You can stack several conditions on one rule:

  • AND — every condition must be true.
  • OR — any one condition being true is enough.

When you add a second condition, you’ll see a small AND/OR toggle between them. Set it once for the whole group; you can’t mix AND and OR in the same group.

If you need more complex logic — (A or B) and C — group your conditions:

  • Add a top-level group with the AND combiner.
  • Inside that, nest a sub-group of OR conditions.

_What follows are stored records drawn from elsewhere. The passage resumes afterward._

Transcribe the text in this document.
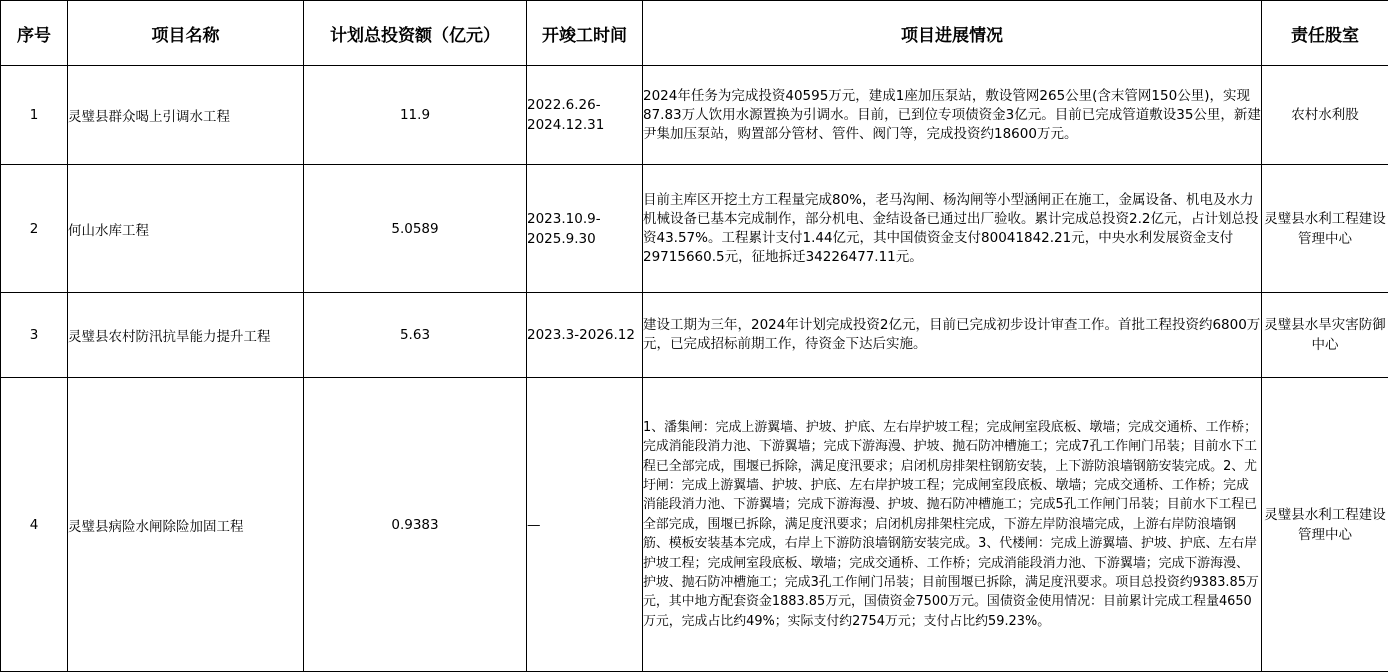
序号	项目名称	计划总投资额（亿元）	开竣工时间	项目进展情况	责任股室
1	灵璧县群众喝上引调水工程	11.9	2022.6.26-2024.12.31	2024年任务为完成投资40595万元，建成1座加压泵站，敷设管网265公里(含末管网150公里)，实现87.83万人饮用水源置换为引调水。目前，已到位专项债资金3亿元。目前已完成管道敷设35公里，新建尹集加压泵站，购置部分管材、管件、阀门等，完成投资约18600万元。	农村水利股
2	何山水库工程	5.0589	2023.10.9-2025.9.30	目前主库区开挖土方工程量完成80%，老马沟闸、杨沟闸等小型涵闸正在施工，金属设备、机电及水力机械设备已基本完成制作，部分机电、金结设备已通过出厂验收。累计完成总投资2.2亿元，占计划总投资43.57%。工程累计支付1.44亿元，其中国债资金支付80041842.21元，中央水利发展资金支付29715660.5元，征地拆迁34226477.11元。	灵璧县水利工程建设管理中心
3	灵璧县农村防汛抗旱能力提升工程	5.63	2023.3-2026.12	建设工期为三年，2024年计划完成投资2亿元，目前已完成初步设计审查工作。首批工程投资约6800万元，已完成招标前期工作，待资金下达后实施。	灵璧县水旱灾害防御中心
4	灵璧县病险水闸除险加固工程	0.9383	—	1、潘集闸：完成上游翼墙、护坡、护底、左右岸护坡工程；完成闸室段底板、墩墙；完成交通桥、工作桥；完成消能段消力池、下游翼墙；完成下游海漫、护坡、抛石防冲槽施工；完成7孔工作闸门吊装；目前水下工程已全部完成，围堰已拆除，满足度汛要求；启闭机房排架柱钢筋安装，上下游防浪墙钢筋安装完成。2、尤圩闸：完成上游翼墙、护坡、护底、左右岸护坡工程；完成闸室段底板、墩墙；完成交通桥、工作桥；完成消能段消力池、下游翼墙；完成下游海漫、护坡、抛石防冲槽施工；完成5孔工作闸门吊装；目前水下工程已全部完成，围堰已拆除，满足度汛要求；启闭机房排架柱完成，下游左岸防浪墙完成，上游右岸防浪墙钢筋、模板安装基本完成，右岸上下游防浪墙钢筋安装完成。3、代楼闸：完成上游翼墙、护坡、护底、左右岸护坡工程；完成闸室段底板、墩墙；完成交通桥、工作桥；完成消能段消力池、下游翼墙；完成下游海漫、护坡、抛石防冲槽施工；完成3孔工作闸门吊装；目前围堰已拆除，满足度汛要求。项目总投资约9383.85万元，其中地方配套资金1883.85万元，国债资金7500万元。国债资金使用情况：目前累计完成工程量4650万元，完成占比约49%；实际支付约2754万元；支付占比约59.23%。	灵璧县水利工程建设管理中心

The editor supports two levels of nesting, which is enough for almost any rule. If you find yourself wanting more, that’s usually a sign the form would be clearer split into different subtypes.

A worked example: hiding fields by subtype

Section titled “A worked example: hiding fields by subtype”

Say your Character type has subtypes Protagonist, NPC, and Historical Figure, and you want each to show different fields.

For each “Protagonist-only” field (Goal, Internal Conflict, Character Arc):

  1. Add a visibility rule with action Show.
  2. One condition: Subtype equals Protagonist.
  3. Save.

For each “NPC-only” field (Role, Default Attitude):

  1. Visibility rule, action Show.
  2. Condition: Subtype equals NPC.
  3. Save.

Now the form auto-adapts:

  • A protagonist character shows the universal fields plus Goal, Internal Conflict, and Character Arc.
  • An NPC shows the universal fields plus Role and Default Attitude.
  • A historical figure just sees the universal fields (plus any Historical-Figure rules you’ve added).

This pattern is by far the most common reason to add visibility rules. It scales well — start with all fields visible, then mark the niche ones with a rule when you realise they’re only used in some cases.

Say your Character form has a checkbox Is deceased. When checked, you want users to fill in Cause of death and Date of death.

Both follow-up fields get a visibility rule:

  • Action: Show
  • Condition: Is deceased equals true

The fields disappear for living characters and appear immediately when the checkbox is ticked.

Default to “Show”, with one condition. Most useful rules read as “show this field when X is the case”. Resist the urge to combine many conditions; the resulting form behaviour gets confusing.

Avoid hiding required fields. A field that’s required and hidden by a rule means the user can be blocked from saving without knowing why. If you need this, mark the field optional and validate elsewhere.

Test by switching between subtypes. When you set up a subtype-based rule, create a test entity and switch its subtype while editing. Fields should appear and disappear smoothly.

Visibility doesn’t delete data. A field hidden by a rule still keeps any value previously entered. Re-show the field and the old value is still there.